South Korea's Yonhap news agency said the North is preparing to fire three to four medium-range missiles from Anbyon on its east coast.
"Many vehicles mounted with mobile launchers are being spotted" at Anbyon, Yonhap quoted an unnamed government official saying. "It looks like at least three missiles will be launched."
The North has also transported what is believed to be its most advanced intercontinental ballistic missile to a base near China in the west, officials confirmed.
Yonhap did not say when the medium-range missiles, possibly a version of the Rodong series, might be launched.
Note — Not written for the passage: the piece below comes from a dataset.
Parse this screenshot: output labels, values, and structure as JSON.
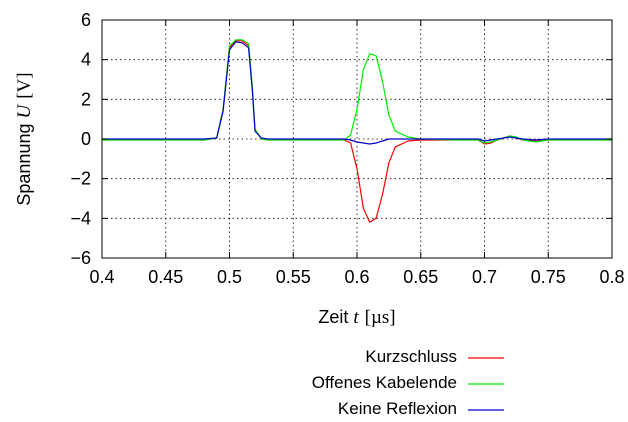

The reclusive communist country was showing other signs of belligerence. Reports say that over the past several days the North has strengthened its defenses and conducted amphibious assault exercises along its western shore that could be preparations for skirmishes at sea.
South Korea has deployed a guided-missile high-speed boat to the area to "frustrate North Korea's naval provocation intentions and destroy the enemy at the scene in case of provocations," the navy said in a statement.
The ship has guided missiles that can strike enemy vessels 87 miles (140 kilometers) away, a 76mm gun and a 40mm cannon as well as a sophisticated radar system. South Korea is also sending coast guard ships to escort fishing boats near the western sea island of Yeonpyeong.
Speculation was growing that last Monday's underground nuclear test and subsequent missile launches were related to a power shift in North Korea. On Tuesday, South Korean media and an opposition lawmaker said 67-year-old Kim Jong Il's youngest son, Jong Un, 26, has been picked to be the next leader.
The announcement to North Korea's ruling party, government and military officials came after the nuclear test, South Korean newspapers Hankook Ilbo and Dong-a Ilbo reported.
The long-range missile being prepared could be timed to coincide with a June 16 summit in Washington between South Korean President Lee Myung-bak and President Barack Obama.
The missile is believed to have a range of up to 4,000 miles (6,500 kilometers), the JoongAng Ilbo newspaper reported, citing an unnamed South Korean official. That would put Alaska and the Pacific island of Guam, which has major U.S. military assets, within range.
Satellite images indicated the North had transported the missile to the new Dongchang-ni facility near China and could be ready to be fired in the next week or so, Yonhap reported.
A U.S. official confirmed the Yonhap report and said the missile was moved by train, although he did not comment on where it was moved to, and said it could be more than a week before Pyongyang was ready to launch. He spoke on condition of anonymity because the issue involved intelligence.
The U.N. Security Council was considering punitive action for the May 25 nuclear test. U.S. Ambassador Susan Rice said Monday that key powers were making progress on a new U.N. resolution that will almost certainly expand sanctions against North Korea for conducting a second nuclear test in defiance of the Security Council. It had conducted one in 2006.
But, complicating the situation, a trial was set to begin Thursday in Pyongyang of two American journalists, Laura Ling and Euna Lee, accused of entering the country illegally and engaging in "hostile acts."
Yonhap said Tuesday that North Korea has also moved a South Korean worker detained just north of the border in March to the nation's capital.
The Koreas ended their three-year war in 1953 with a truce, but North Korea said last week it would no longer abide by its conditions. It also disputes the U.N.-drawn western sea border, around which deadly clashes with South Korea occurred in 1999 and 2002.
No incidents have been reported in the Demilitarized Zone that separates the two Koreas, and life seemed normal on the North Korean side of the Yalu River, which marks the country's border with China.